Recordemos que dicha parcialización se desplegó durante la
reciente campaña electoral. La derrota de la señora Clinton no sólo tomó por
sorpresa a los medios tradicionales, tanto en Estados Unidos como en Europa y
América Latina, sino que les dejó desnudos ante amplios sectores de la opinión
pública. La humillación experimentada ante el fracaso de sus pronósticos se ha
mezclado con ilimitada indignación e incontenible rabia, que se manifiestan en
la obsesión de tales medios tradicionales por poner fin a la presidencia de
Trump, haciendo uso de todas las herramientas a su alcance y así algunas de
éstas se confundan con la violación de la ley.

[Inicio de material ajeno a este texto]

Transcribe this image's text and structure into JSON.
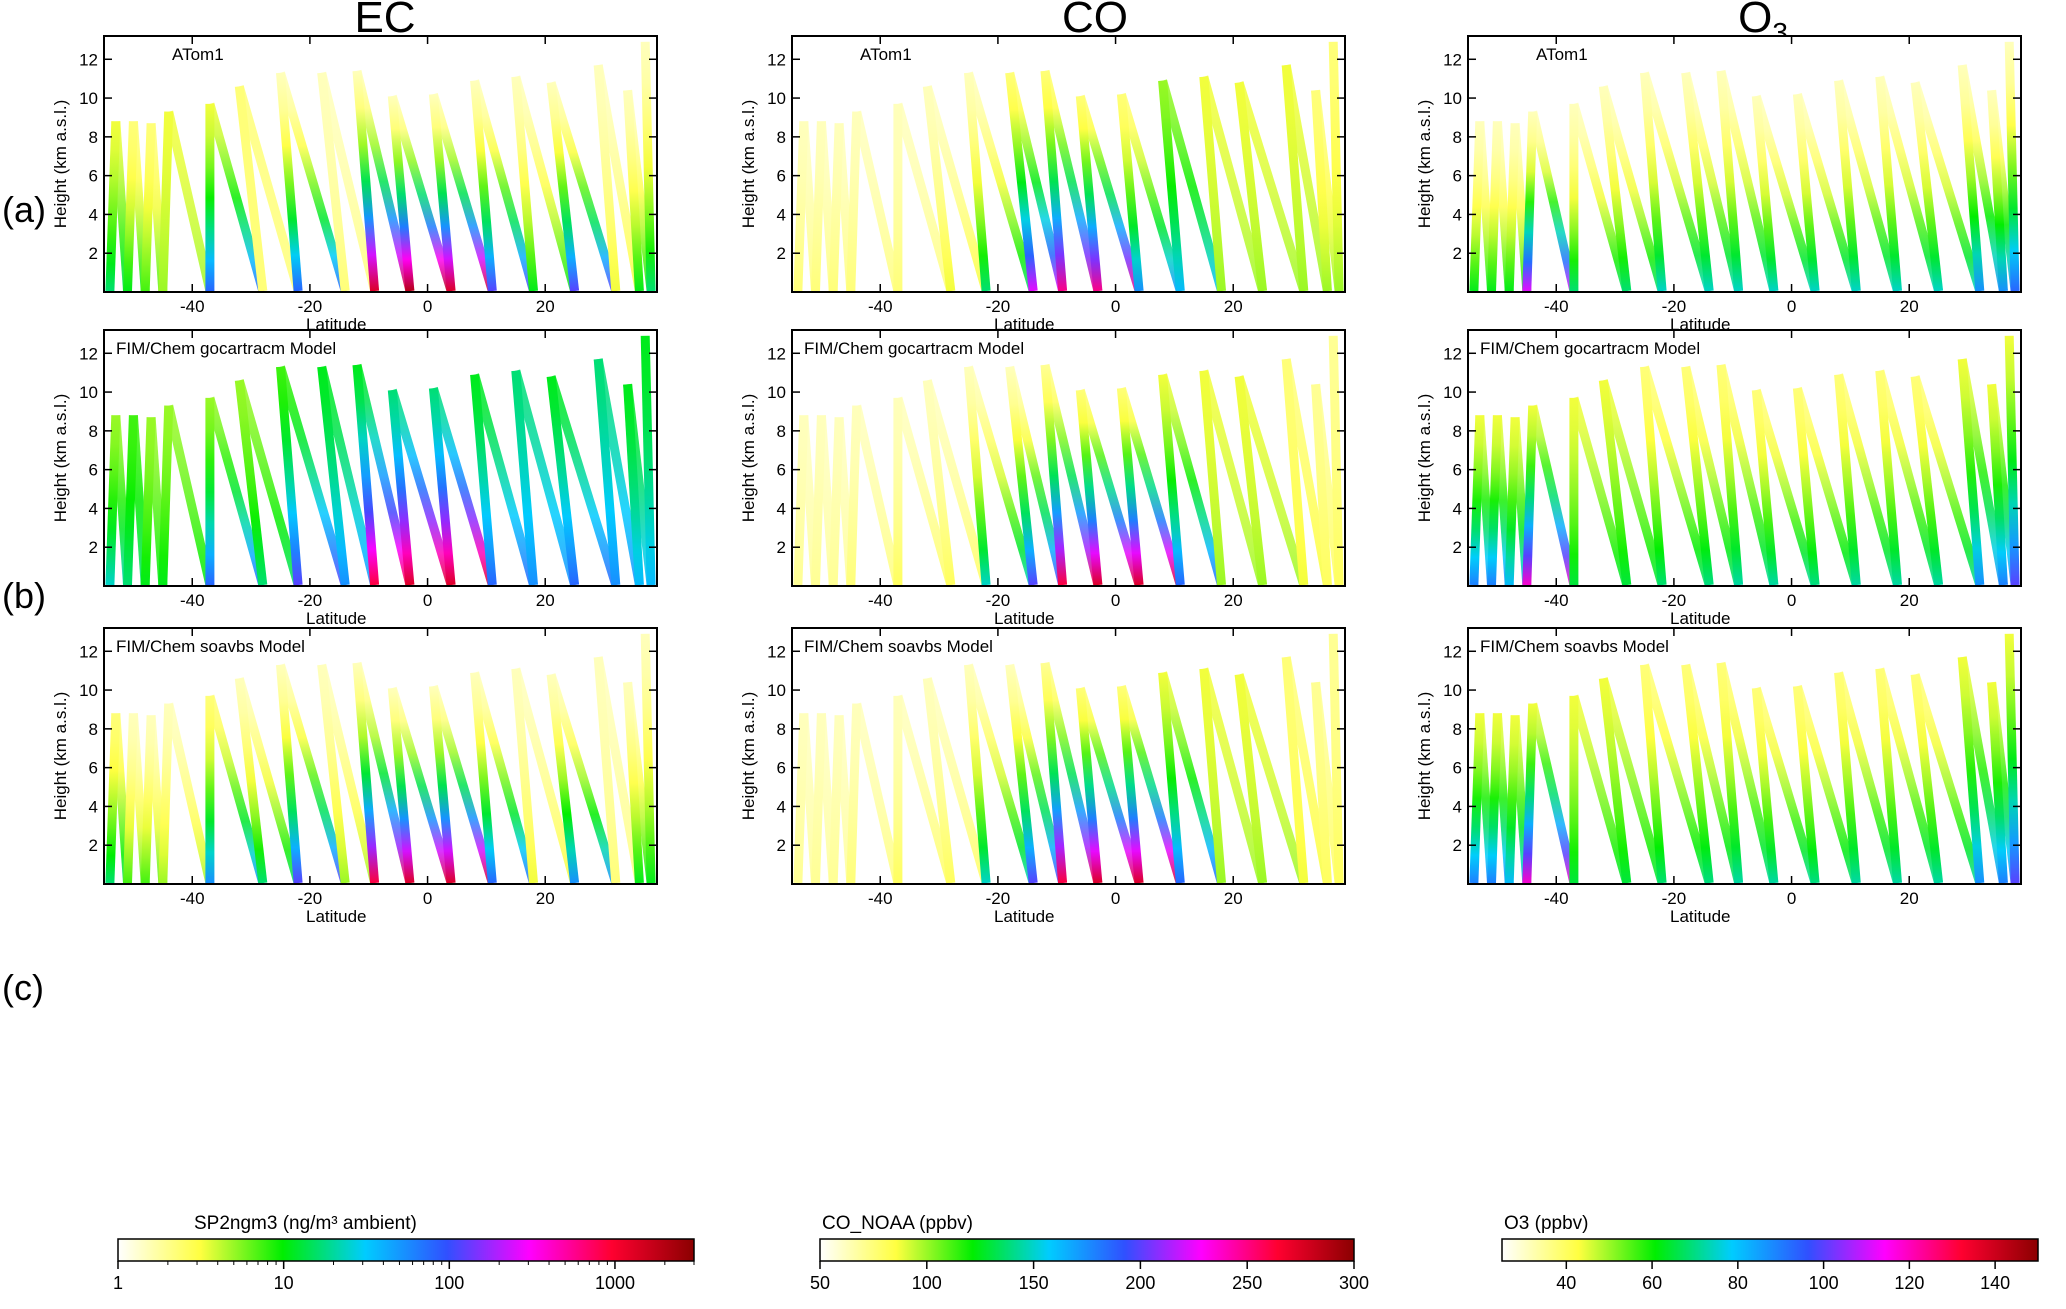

Ni el partido Demócrata, ni los
medios de comunicación, burócratas y agencias de inteligencia a su servicio,
han aceptado o aceptarán jamás la victoria de Trump, y el repudio a su
legitimidad se ha convertido en un principio irrenunciable de la conducta
Demócrata. Desde noviembre pasado los Demócratas han desconocido, cuestionado o
desestimado las reglas del sistema político, entre ellas el sistema electoral,
tratando de mostrar a Trump como un personaje condenable en sí mismo por el
mero hecho de existir. Todo ello conforma un marco de relaciones entre enemigos
jurados que, creo, ya acabó con el elemento lúdico en la política
estadounidense.
En síntesis, para la izquierda político-cultural
estadounidense e internacional, la victoria de Trump no ha sido asumida como
una derrota política, sino como un evento que tuerce lo que Obama (hegeliano de
nuevo cuño) denomina “el curso correcto de la Historia”, como un trauma
escatológico que ofende los designios divinos. Por lo tanto, no hay acomodo
posible con una realidad que es vista como una grieta en el orden cósmico, un
inaceptable insulto que exige una respuesta existencial, carente de matices y
negada a cualquier tentación conciliadora.

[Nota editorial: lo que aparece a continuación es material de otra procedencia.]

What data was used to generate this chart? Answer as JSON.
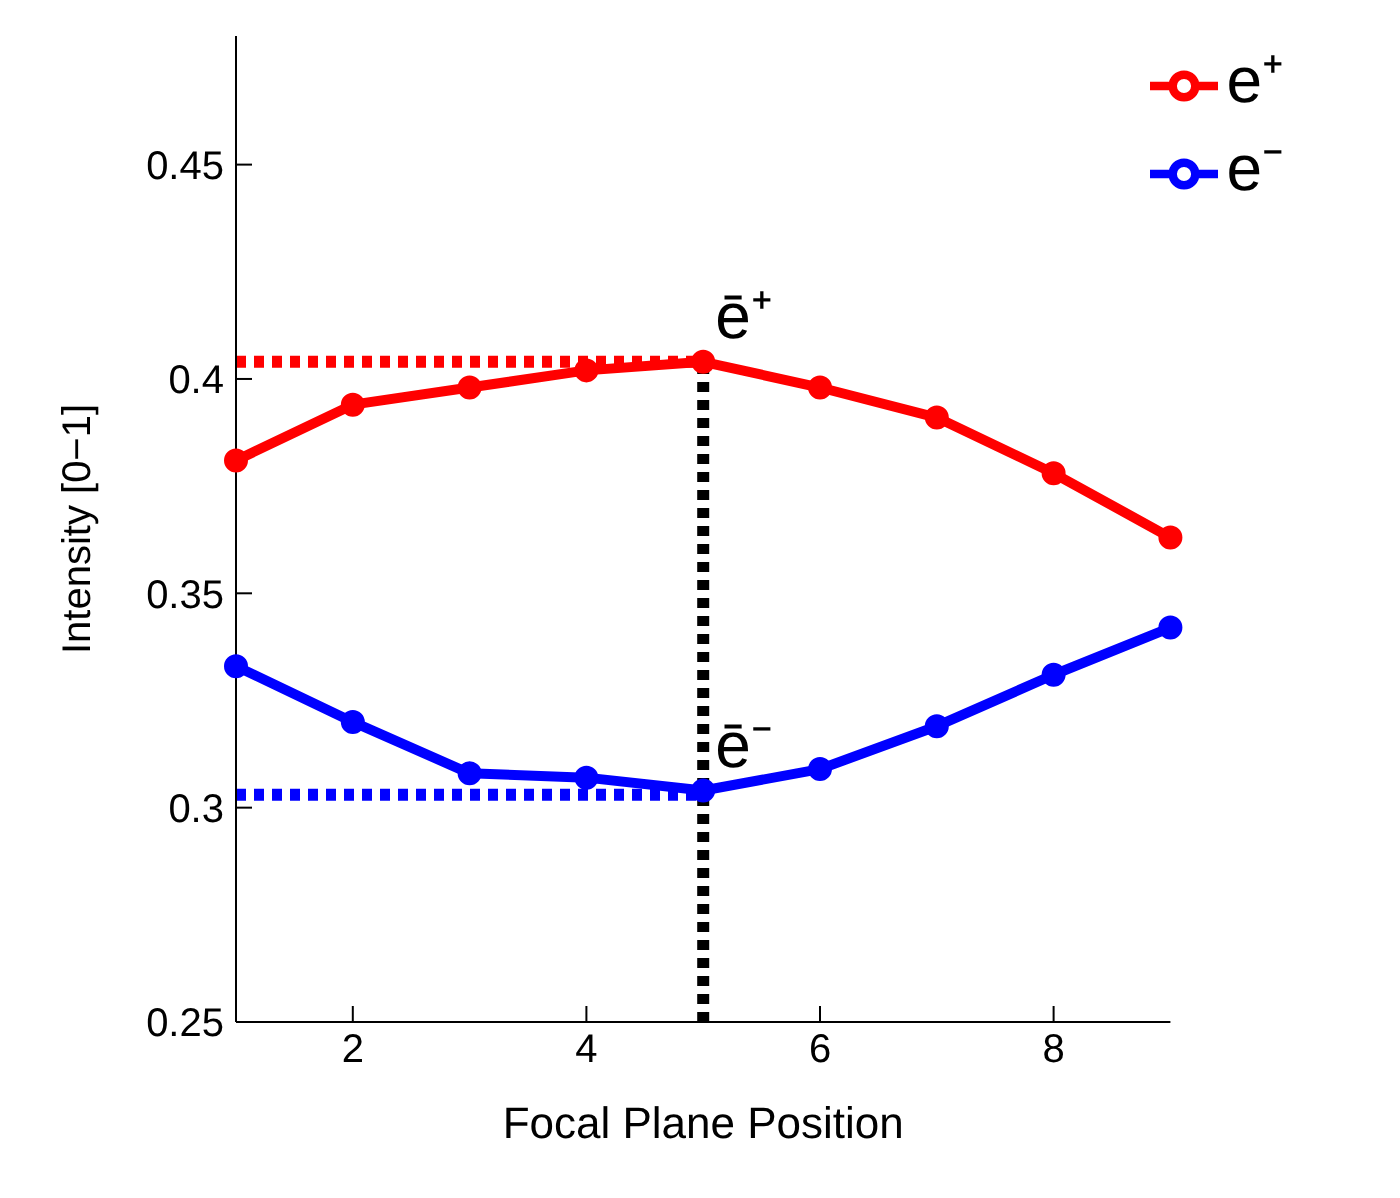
{
  "chart_data": {
    "type": "line",
    "xlabel": "Focal Plane Position",
    "ylabel": "Intensity [0−1]",
    "x": [
      1,
      2,
      3,
      4,
      5,
      6,
      7,
      8,
      9
    ],
    "xlim": [
      1,
      9
    ],
    "xticks": [
      2,
      4,
      6,
      8
    ],
    "ylim": [
      0.25,
      0.48
    ],
    "yticks": [
      0.25,
      0.3,
      0.35,
      0.4,
      0.45
    ],
    "grid": false,
    "legend": "top right",
    "marker": "circle",
    "line_style": "solid",
    "series": [
      {
        "name": "e⁺",
        "color": "#ff0000",
        "values": [
          0.381,
          0.394,
          0.398,
          0.402,
          0.404,
          0.398,
          0.391,
          0.378,
          0.363
        ]
      },
      {
        "name": "e⁻",
        "color": "#0000ff",
        "values": [
          0.333,
          0.32,
          0.308,
          0.307,
          0.304,
          0.309,
          0.319,
          0.331,
          0.342
        ]
      },
      {
        "type": "line",
        "color": "#ff0000",
        "values": [
          0.404,
          0.404,
          0.404,
          0.404,
          0.404,
          null,
          null,
          null,
          null
        ],
        "line_style": "dotted",
        "marker": "none"
      },
      {
        "type": "line",
        "color": "#0000ff",
        "values": [
          0.303,
          0.303,
          0.303,
          0.303,
          0.303,
          null,
          null,
          null,
          null
        ],
        "line_style": "dotted",
        "marker": "none"
      },
      {
        "type": "line",
        "color": "#000000",
        "x": [
          5,
          5
        ],
        "values": [
          0.25,
          0.404
        ],
        "line_style": "dotted",
        "marker": "none"
      }
    ],
    "annotations": [
      {
        "text": "ē⁺",
        "x": 5,
        "y": 0.404
      },
      {
        "text": "ē⁻",
        "x": 5,
        "y": 0.304
      }
    ]
  }
}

Cabe destacar que los Demócratas tienen razón en temer a
Trump, pues les está quitando el piso sobre el que caminan. En este sentido, si
se leen con cuidado los artículos de, por ejemplo, Mario Vargas Llosa contra
Trump, es fácil constatar que para este tipo de intelectual bien-pensante en
Occidente, el problema de Trump no es precisamente que sea populista. En
realidad todos los actuales políticos democráticos lo son, en mayor o menor
medida (incluidos la señora Merkel y sus “refugiados”). El verdadero
problema es que Trump es un populista de derecha, y ello sí que resulta
imperdonable.
Es desde luego complicado formular un pronóstico acerca del
probable desenlace de este proceso de enfrentamiento radical. Trump ha mostrado
que es un error subestimarle. Para alcanzar una mejor comprensión de lo que ocurre,
es recomendable ir más allá de la avasallante ofensiva de los medios de
comunicación tradicionales, e intentar informarse por otras vías acerca de las
percepciones de esa América profunda (los “deplorables”) que llevó a Trump a la
Presidencia, una América a la que las élites de izquierda concentradas en las
costas menosprecian, y que, según he logrado investigar, no mira con buenos
ojos lo que obviamente están intentando hacer el partido Demócrata y sus
aliados. Pero claro, al igual que en 2015 y 2016, hay que hacer un esfuerzo
perseverante para conocer la verdad.